Equity entrepreneurs say these efforts are helpful, but it’s still a challenge to compete because officials are moving slowly and, amid the uncertainty, would-be pot shop proprietors have to pay for the storefronts where they’re hoping to do business.
“A lot of equity applicants across the state are in this limbo waiting — you’re paying rent, you have no idea when it’ll end or what it’s going to look like,” said Kobie Evans, 47, the first economic empowerment applicant to win a preliminary license, for a store in Dorchester. Since January, he said, he has paid $5,500 monthly rent for a planned shop in Medford but has struggled to advance in the city’s approval process.
Medford officials said the city hasn’t approved anyone but hoped to promote social equity.
Cities and towns do want diverse business ownership, but they also have to consider applicants’ access to capital and business experience because they want viable companies, said Geoff Beckwith, of the Massachusetts Municipal Association.
Those requirements, however, can feel to equity applicants like a sign saying: Not welcome.

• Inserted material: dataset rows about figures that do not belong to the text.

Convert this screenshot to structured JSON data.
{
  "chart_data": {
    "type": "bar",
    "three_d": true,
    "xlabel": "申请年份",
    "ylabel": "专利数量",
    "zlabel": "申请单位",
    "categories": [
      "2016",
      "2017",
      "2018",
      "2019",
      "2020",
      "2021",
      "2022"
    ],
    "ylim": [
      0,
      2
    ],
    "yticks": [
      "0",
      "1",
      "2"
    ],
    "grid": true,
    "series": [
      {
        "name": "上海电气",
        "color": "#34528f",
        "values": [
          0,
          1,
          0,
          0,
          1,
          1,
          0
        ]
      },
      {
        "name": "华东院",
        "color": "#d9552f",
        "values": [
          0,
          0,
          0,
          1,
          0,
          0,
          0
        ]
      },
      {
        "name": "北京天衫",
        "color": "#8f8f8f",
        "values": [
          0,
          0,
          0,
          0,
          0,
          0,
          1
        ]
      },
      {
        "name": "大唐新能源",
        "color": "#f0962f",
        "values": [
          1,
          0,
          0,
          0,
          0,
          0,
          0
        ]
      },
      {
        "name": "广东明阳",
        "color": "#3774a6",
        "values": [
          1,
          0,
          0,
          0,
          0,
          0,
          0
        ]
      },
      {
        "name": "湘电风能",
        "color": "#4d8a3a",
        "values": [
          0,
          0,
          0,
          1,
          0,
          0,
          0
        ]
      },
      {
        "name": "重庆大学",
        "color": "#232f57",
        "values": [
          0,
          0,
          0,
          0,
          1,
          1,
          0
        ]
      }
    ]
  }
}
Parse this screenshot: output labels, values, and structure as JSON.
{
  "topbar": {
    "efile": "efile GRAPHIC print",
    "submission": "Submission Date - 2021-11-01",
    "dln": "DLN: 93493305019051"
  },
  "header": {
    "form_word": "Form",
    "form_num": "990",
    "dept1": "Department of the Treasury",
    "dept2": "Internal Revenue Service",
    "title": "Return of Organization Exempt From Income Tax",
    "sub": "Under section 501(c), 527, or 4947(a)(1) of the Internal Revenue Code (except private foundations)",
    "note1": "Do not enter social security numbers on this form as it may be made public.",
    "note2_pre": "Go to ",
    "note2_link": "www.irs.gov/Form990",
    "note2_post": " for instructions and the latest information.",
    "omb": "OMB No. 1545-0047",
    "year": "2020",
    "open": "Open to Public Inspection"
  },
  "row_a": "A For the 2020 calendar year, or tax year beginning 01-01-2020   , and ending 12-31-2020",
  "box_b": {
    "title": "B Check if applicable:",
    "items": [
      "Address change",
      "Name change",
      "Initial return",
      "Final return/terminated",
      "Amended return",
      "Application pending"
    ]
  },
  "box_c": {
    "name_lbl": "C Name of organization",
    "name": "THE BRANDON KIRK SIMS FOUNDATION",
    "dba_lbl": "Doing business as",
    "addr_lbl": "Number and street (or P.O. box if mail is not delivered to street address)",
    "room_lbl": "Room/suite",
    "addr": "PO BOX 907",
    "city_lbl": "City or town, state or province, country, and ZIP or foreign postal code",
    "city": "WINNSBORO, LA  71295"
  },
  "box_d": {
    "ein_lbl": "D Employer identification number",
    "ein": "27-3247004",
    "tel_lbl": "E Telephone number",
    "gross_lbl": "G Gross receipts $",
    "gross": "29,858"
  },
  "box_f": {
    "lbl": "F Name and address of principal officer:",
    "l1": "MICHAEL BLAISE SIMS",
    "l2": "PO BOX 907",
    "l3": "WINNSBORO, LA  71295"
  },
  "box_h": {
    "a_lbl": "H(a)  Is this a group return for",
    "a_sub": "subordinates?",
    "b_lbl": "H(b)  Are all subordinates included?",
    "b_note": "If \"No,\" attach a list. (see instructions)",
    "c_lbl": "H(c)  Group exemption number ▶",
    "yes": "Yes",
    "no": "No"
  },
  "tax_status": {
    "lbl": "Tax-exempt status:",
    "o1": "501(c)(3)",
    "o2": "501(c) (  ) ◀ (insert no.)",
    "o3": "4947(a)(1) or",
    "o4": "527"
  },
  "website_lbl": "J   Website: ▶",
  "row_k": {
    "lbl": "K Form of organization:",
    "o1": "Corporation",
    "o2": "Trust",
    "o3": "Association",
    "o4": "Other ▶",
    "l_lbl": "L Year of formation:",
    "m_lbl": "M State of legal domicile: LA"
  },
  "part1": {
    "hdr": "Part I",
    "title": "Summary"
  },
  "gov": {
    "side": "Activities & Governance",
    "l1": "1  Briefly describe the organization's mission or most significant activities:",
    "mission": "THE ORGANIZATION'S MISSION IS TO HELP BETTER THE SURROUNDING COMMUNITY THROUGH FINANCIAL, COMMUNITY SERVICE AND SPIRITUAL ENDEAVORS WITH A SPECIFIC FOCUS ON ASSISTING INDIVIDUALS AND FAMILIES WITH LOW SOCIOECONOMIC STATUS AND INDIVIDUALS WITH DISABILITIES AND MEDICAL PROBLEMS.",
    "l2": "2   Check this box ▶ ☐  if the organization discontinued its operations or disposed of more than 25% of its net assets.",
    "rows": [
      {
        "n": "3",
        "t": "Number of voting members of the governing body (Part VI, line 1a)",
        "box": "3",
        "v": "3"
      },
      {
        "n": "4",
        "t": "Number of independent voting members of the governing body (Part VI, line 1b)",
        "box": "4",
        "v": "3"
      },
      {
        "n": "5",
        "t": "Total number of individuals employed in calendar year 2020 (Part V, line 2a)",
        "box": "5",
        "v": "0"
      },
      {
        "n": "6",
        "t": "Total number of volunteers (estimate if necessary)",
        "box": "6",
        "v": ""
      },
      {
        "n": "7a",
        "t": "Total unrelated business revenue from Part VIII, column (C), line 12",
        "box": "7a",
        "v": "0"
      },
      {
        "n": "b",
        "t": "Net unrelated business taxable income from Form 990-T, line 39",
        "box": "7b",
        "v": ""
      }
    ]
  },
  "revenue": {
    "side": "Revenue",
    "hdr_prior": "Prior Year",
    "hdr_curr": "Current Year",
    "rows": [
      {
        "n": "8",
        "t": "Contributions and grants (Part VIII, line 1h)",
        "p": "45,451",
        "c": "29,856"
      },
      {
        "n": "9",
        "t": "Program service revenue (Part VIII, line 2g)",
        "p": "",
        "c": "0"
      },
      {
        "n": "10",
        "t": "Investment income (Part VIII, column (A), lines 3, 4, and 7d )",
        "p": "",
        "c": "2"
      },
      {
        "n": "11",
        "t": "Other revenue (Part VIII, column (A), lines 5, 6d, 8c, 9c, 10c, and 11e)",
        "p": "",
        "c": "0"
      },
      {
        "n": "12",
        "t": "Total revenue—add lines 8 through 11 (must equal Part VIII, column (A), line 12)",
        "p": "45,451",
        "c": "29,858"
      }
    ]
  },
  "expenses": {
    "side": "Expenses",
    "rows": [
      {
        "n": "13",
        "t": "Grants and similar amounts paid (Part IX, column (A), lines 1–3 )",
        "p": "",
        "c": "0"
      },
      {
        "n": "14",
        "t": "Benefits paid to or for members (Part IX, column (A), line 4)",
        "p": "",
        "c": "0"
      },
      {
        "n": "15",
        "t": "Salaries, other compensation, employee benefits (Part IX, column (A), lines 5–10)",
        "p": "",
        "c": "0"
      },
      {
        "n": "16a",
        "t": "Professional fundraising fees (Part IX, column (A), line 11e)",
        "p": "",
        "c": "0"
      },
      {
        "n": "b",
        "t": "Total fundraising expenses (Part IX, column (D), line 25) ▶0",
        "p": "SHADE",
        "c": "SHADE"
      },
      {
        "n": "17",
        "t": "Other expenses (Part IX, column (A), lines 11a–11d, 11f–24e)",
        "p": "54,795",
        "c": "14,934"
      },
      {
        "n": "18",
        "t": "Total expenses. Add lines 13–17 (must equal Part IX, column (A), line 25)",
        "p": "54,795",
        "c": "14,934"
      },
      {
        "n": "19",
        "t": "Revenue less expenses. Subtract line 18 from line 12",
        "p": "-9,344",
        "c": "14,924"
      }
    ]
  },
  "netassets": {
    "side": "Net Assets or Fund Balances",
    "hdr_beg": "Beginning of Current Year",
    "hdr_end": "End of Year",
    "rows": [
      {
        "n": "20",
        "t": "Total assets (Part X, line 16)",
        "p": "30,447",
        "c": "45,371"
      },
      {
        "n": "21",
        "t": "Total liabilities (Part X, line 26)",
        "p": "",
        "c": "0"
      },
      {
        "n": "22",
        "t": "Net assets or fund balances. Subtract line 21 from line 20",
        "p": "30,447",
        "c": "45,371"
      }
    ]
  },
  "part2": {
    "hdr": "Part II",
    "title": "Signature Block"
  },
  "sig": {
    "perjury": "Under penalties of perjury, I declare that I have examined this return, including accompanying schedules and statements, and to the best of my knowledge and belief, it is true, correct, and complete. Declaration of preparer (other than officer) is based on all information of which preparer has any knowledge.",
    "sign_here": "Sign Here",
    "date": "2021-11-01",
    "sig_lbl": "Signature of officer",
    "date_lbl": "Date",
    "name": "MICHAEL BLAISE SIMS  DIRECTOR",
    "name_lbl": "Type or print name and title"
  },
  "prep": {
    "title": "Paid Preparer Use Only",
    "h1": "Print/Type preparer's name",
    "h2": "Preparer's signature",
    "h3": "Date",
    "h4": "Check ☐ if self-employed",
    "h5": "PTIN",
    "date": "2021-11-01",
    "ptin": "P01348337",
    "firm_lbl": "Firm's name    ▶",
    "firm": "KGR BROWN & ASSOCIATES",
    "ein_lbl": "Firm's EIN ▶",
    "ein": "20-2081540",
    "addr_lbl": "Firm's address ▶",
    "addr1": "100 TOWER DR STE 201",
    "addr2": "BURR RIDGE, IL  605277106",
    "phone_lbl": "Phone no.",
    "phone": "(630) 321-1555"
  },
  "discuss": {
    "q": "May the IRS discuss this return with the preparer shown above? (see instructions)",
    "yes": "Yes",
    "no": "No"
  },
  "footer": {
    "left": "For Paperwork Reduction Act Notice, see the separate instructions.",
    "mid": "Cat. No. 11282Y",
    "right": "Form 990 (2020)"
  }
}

Brockton, one of the state’s most diverse cities, also had one of the highest marijuana arrest rates. But two local black entrepreneurs, Woods and Vanessa Jean-Baptiste, said then-Mayor Bill Carpenter ignored their meeting requests for seven months and quietly signed host agreements with better funded, more connected companies.
Carpenter said at the time that Jean-Baptiste did not request a meeting until it was too late and that he picked businesses that seemed viable, but his choices frustrated his diversity commission.
“This is our social justice reparations,” said chairman Tony Branch.
Carpenter died in July. Councilor Moises Rodrigues became mayor and reopened applications only for equity entrepreneurs because he felt they deserved a chance. Woods and Jean-Baptiste applied.
“To have this opportunity, it’s just the right thing to do,” said Jean-Baptiste, 28. “The [racial] wealth gap alone is ridiculous, and the war on drugs played a big role in that.”
For now, Jones, the Marlborough entrepreneur, refuses to visit a pot store.
“None of the current dispensaries represent the people that I want to support,” she said, “which are my people.”